Postmarital development is particularly an issue with regard to textbooks which are released in multiple editions. When an edition written entirely after the marriage draws substantially upon material from a prior edition written during the marriage, there is a marital interest in the future edition. The court so held in In re White, 537 N.W.2d 744 (Iowa 1995), awarding the wife 20% of the royalties from the next edition of the husband’s textbook.

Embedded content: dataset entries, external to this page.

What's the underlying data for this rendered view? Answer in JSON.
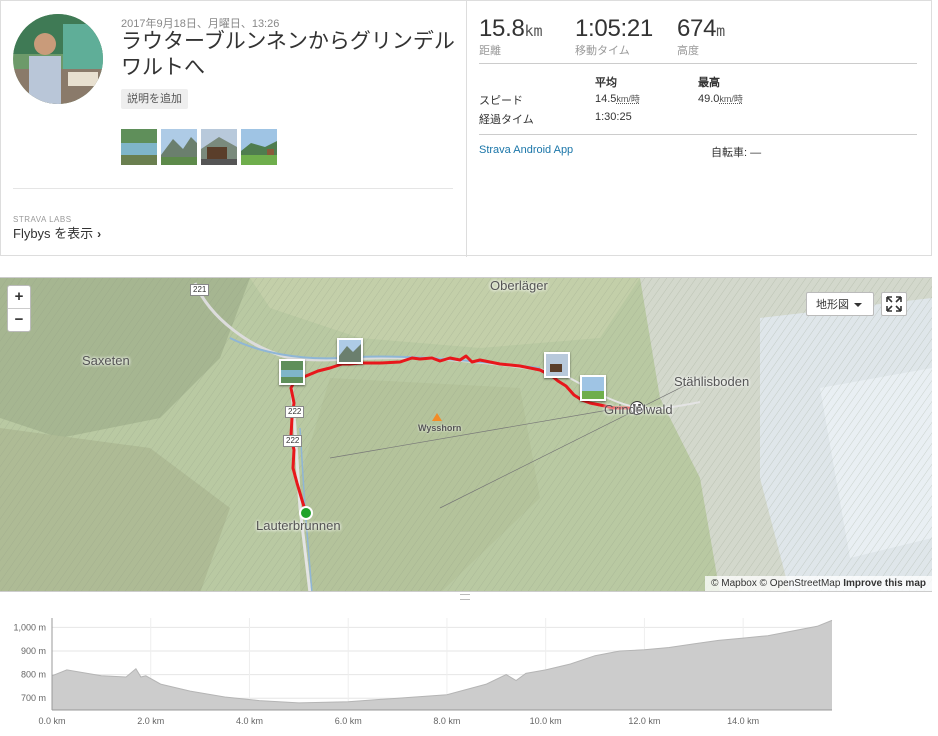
{
  "activity": {
    "date": "2017年9月18日、月曜日、13:26",
    "title": "ラウターブルンネンからグリンデルワルトへ",
    "add_description": "説明を追加",
    "labs": "STRAVA LABS",
    "flybys": "Flybys を表示"
  },
  "stats": {
    "distance": {
      "value": "15.8",
      "unit": "km",
      "label": "距離"
    },
    "moving_time": {
      "value": "1:05:21",
      "label": "移動タイム"
    },
    "elevation": {
      "value": "674",
      "unit": "m",
      "label": "高度"
    },
    "col_avg": "平均",
    "col_max": "最高",
    "speed_label": "スピード",
    "speed_avg": "14.5",
    "speed_max": "49.0",
    "speed_unit": "km/時",
    "elapsed_label": "経過タイム",
    "elapsed_value": "1:30:25",
    "device": "Strava Android App",
    "bike": "自転車: —"
  },
  "map": {
    "zoom_in": "+",
    "zoom_out": "−",
    "map_type": "地形図",
    "places": {
      "oberlager": "Oberläger",
      "saxeten": "Saxeten",
      "stahlisboden": "Stählisboden",
      "grindelwald": "Grindelwald",
      "lauterbrunnen": "Lauterbrunnen",
      "wysshorn": "Wysshorn"
    },
    "roads": [
      "221",
      "222",
      "222"
    ],
    "attribution_mapbox": "© Mapbox",
    "attribution_osm": "© OpenStreetMap",
    "attribution_improve": "Improve this map",
    "colors": {
      "route": "#e8171b",
      "start": "#1fa32a"
    }
  },
  "elevation_chart": {
    "y_ticks": [
      "1,000 m",
      "900 m",
      "800 m",
      "700 m"
    ],
    "x_ticks": [
      "0.0 km",
      "2.0 km",
      "4.0 km",
      "6.0 km",
      "8.0 km",
      "10.0 km",
      "12.0 km",
      "14.0 km"
    ]
  },
  "chart_data": {
    "type": "area",
    "xlabel": "",
    "ylabel": "",
    "x_unit": "km",
    "y_unit": "m",
    "xlim": [
      0,
      15.8
    ],
    "ylim": [
      650,
      1040
    ],
    "x": [
      0,
      0.3,
      1.0,
      1.5,
      1.7,
      1.8,
      1.9,
      2.2,
      2.8,
      3.5,
      4.2,
      5.0,
      6.0,
      7.0,
      8.0,
      8.8,
      9.2,
      9.4,
      9.6,
      10.0,
      10.5,
      11.0,
      11.5,
      12.0,
      12.5,
      13.0,
      13.5,
      14.0,
      14.5,
      15.0,
      15.5,
      15.8
    ],
    "y": [
      795,
      820,
      795,
      790,
      825,
      790,
      795,
      760,
      730,
      705,
      690,
      680,
      685,
      700,
      715,
      760,
      800,
      775,
      805,
      820,
      845,
      880,
      900,
      905,
      915,
      930,
      945,
      955,
      965,
      985,
      1005,
      1030
    ]
  }
}
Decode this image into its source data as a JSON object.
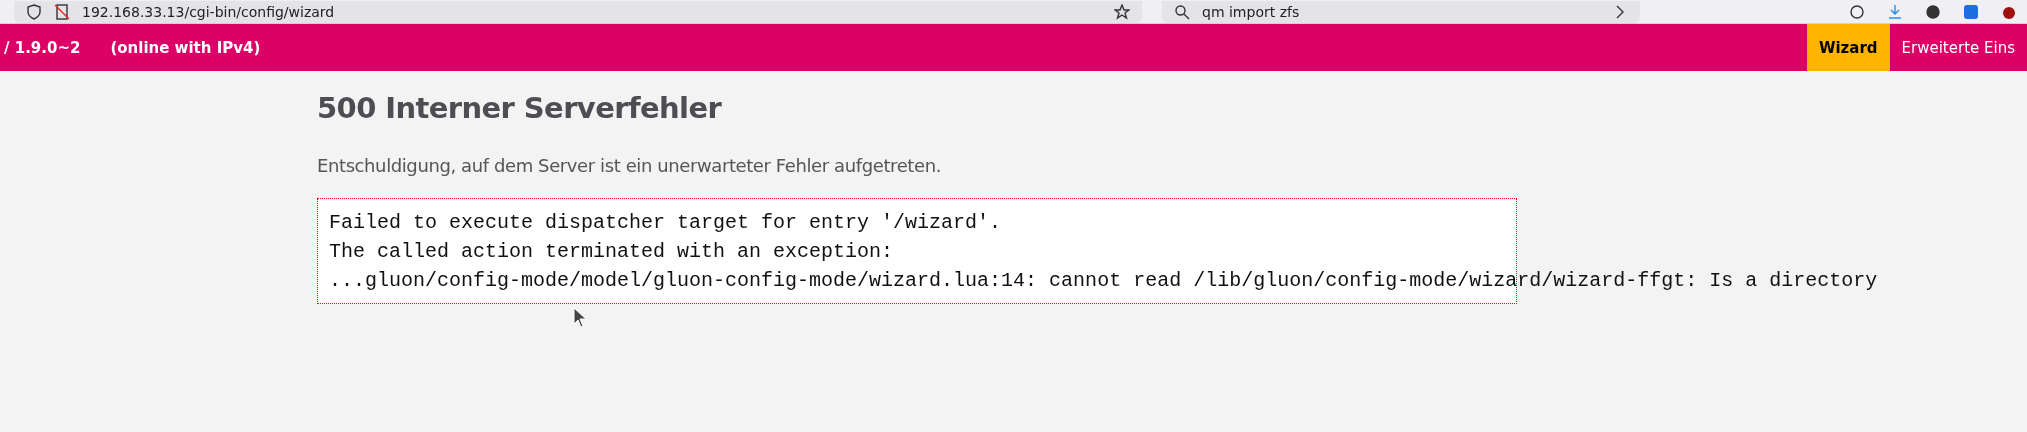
{
  "browser": {
    "address": "192.168.33.13/cgi-bin/config/wizard",
    "search": "qm import zfs"
  },
  "header": {
    "version": "/ 1.9.0~2",
    "status": "(online with IPv4)",
    "nav": [
      {
        "label": "Wizard",
        "selected": true
      },
      {
        "label": "Erweiterte Eins",
        "selected": false
      }
    ]
  },
  "error": {
    "title": "500 Interner Serverfehler",
    "message": "Entschuldigung, auf dem Server ist ein unerwarteter Fehler aufgetreten.",
    "details": [
      "Failed to execute dispatcher target for entry '/wizard'.",
      "The called action terminated with an exception:",
      "...gluon/config-mode/model/gluon-config-mode/wizard.lua:14: cannot read /lib/gluon/config-mode/wizard/wizard-ffgt: Is a directory"
    ]
  }
}
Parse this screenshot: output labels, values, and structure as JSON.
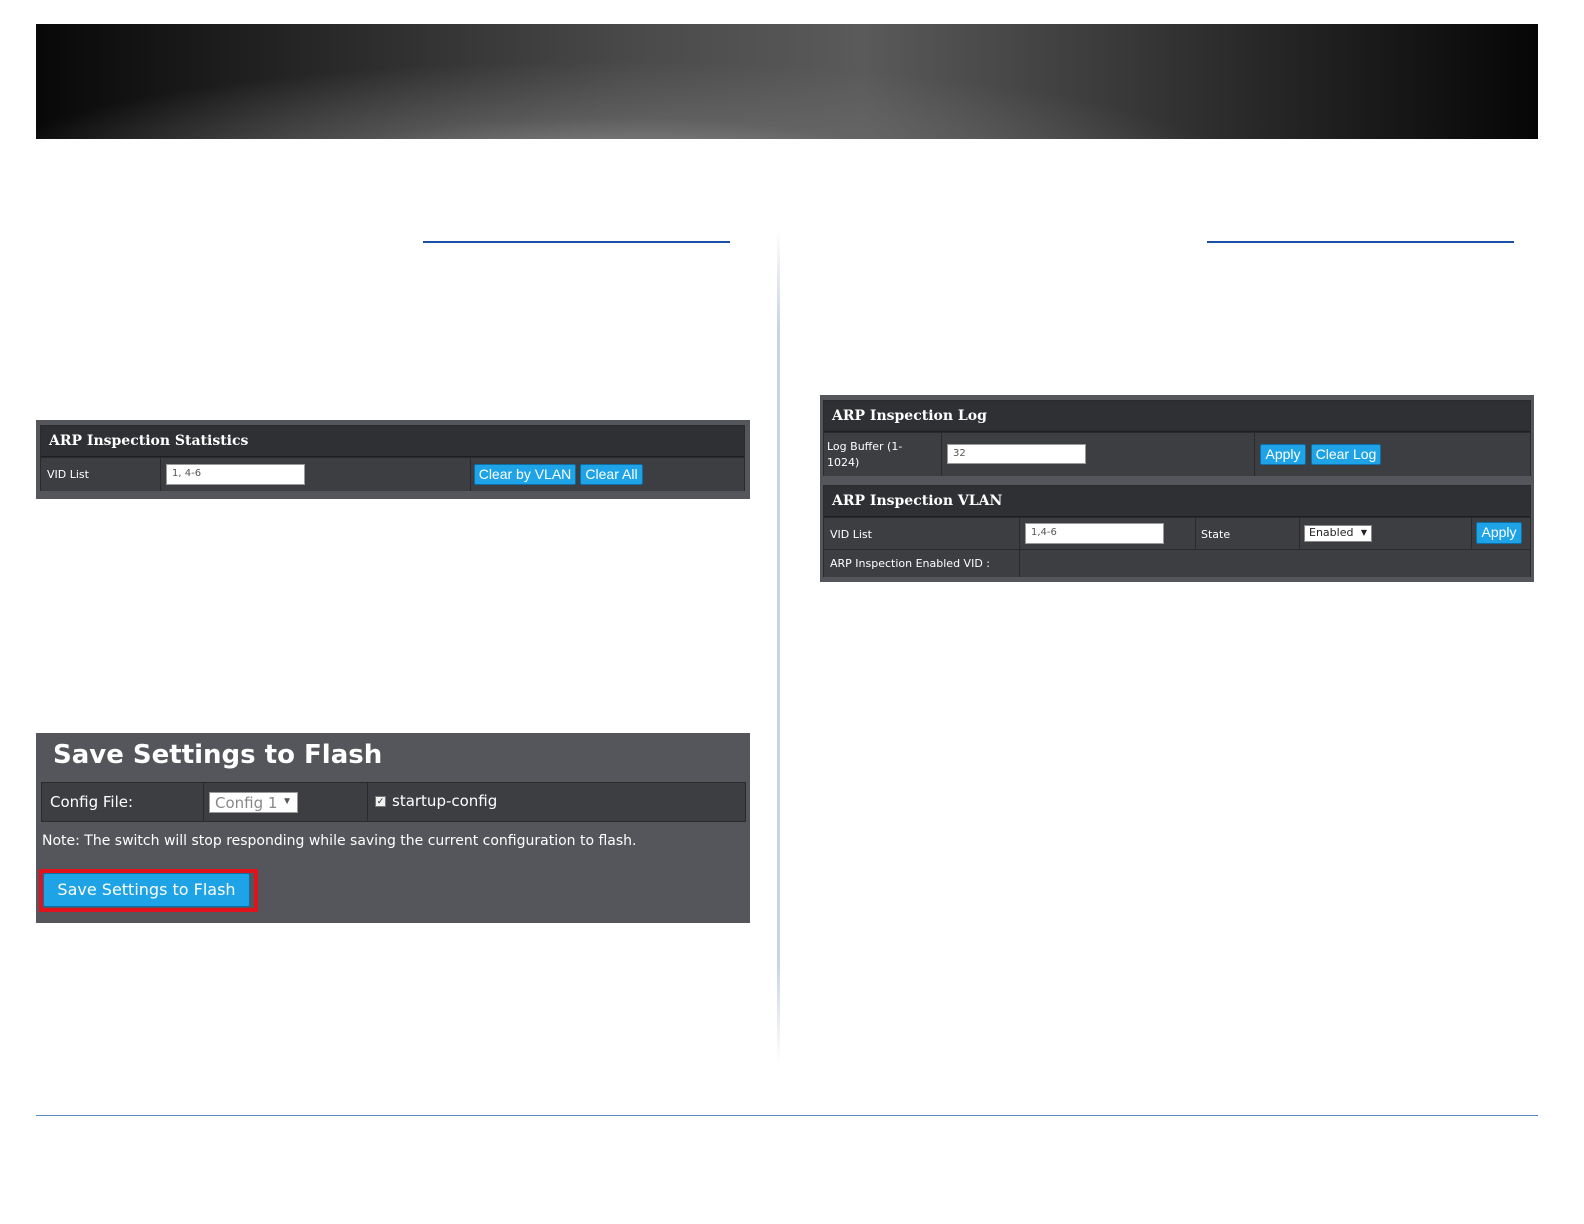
{
  "stats_panel": {
    "title": "ARP Inspection Statistics",
    "vid_list_label": "VID List",
    "vid_list_value": "1, 4-6",
    "clear_by_vlan_label": "Clear by VLAN",
    "clear_all_label": "Clear All"
  },
  "log_panel": {
    "title": "ARP Inspection Log",
    "log_buffer_label_line1": "Log Buffer (1-",
    "log_buffer_label_line2": "1024)",
    "log_buffer_value": "32",
    "apply_label": "Apply",
    "clear_log_label": "Clear Log"
  },
  "vlan_panel": {
    "title": "ARP Inspection VLAN",
    "vid_list_label": "VID List",
    "vid_list_value": "1,4-6",
    "state_label": "State",
    "state_value": "Enabled",
    "apply_label": "Apply",
    "enabled_vid_label": "ARP Inspection Enabled VID :",
    "enabled_vid_value": ""
  },
  "flash_panel": {
    "title": "Save Settings to Flash",
    "config_file_label": "Config File:",
    "config_file_value": "Config 1",
    "startup_config_label": "startup-config",
    "note": "Note: The switch will stop responding while saving the current configuration to flash.",
    "save_button_label": "Save Settings to Flash"
  },
  "colors": {
    "button_blue": "#1ea3e6",
    "highlight_red": "#e0121c",
    "panel_gray": "#55565b"
  }
}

Another situation presenting difficult issues of postmarital development is the comic strip or book series involving a continuing set of characters. Here, again, future work is built upon a foundation established during the marriage. There are no reported cases addressing the point directly. A tax case reports that in the divorce case of Peanuts creator Charles M. Schultz the wife received a percentage of net profits declining from 27% to 15% over a period of 10 years to reflect the gradually decreasing role of the marital foundation. Doty & Doty v. Commissioner, 81 T.C. 652 (1983). A similar claim was made by author Tom Clancy’s wife regarding future profits from future works featuring Clancy’s continuing character, Jack Ryan. Judith R. Forman & Vincent M. Waldman, Identifying and Dividing Intellectual Property: Practical Considerations at Marital Dissolution, 1999 Wiley Family Law Update 75 (Eric Pierson, ed., 1999).
Along similar lines, a completely developed invention or work may still produce more income if postmarital efforts are spent marketing it to potential buyers. To the extent that future income is traceable to these marketing efforts, the income is separate property.
The leading case on this point is In re Heinze, 257 Ill. App. 3d 782, 631 N.E.2d 728 (1994). The wife in Heinze wrote during the marriage a series of speech therapy textbooks. After writing the books, she traveled around the country speaking at seminars and undertaking other efforts to promote the textbooks. The court awarded the husband only 25% of the future royalties, reasoning that a significant portion of the royalties would be the product of the wife’s postdivorce promotional efforts. See also In re White, 537 N.W.2d 744 (Iowa 1995) (where husband’s textbook would require substantial future promotional efforts to maintain sales and husband alone would pay taxes on royalties, proper to award wife only 30% of future royalties from present edition and 20% of royalties from next edition).
The court took a slightly different approach in Dunn v. Dunn, 802 P.2d 1314 (Utah Ct. App. 1990). There, the husband traveled for 28 days per year demonstrating the proper use of medical instruments that he invented. He divided the time equally between demonstrating his artificial hip and artificial knee instruments; the wife asserted a marital interest only in the knee instruments. The court ordered that the value of 14 days of the husband’s services be subtracted from the artificial knee instrument royalties, and that the remaining sum be divided equally between the parties. Thus, instead of directly making an unequal division, the court awarded the value of the postmarital services directly to the inventor spouse and then made an equal division of the remaining royalties.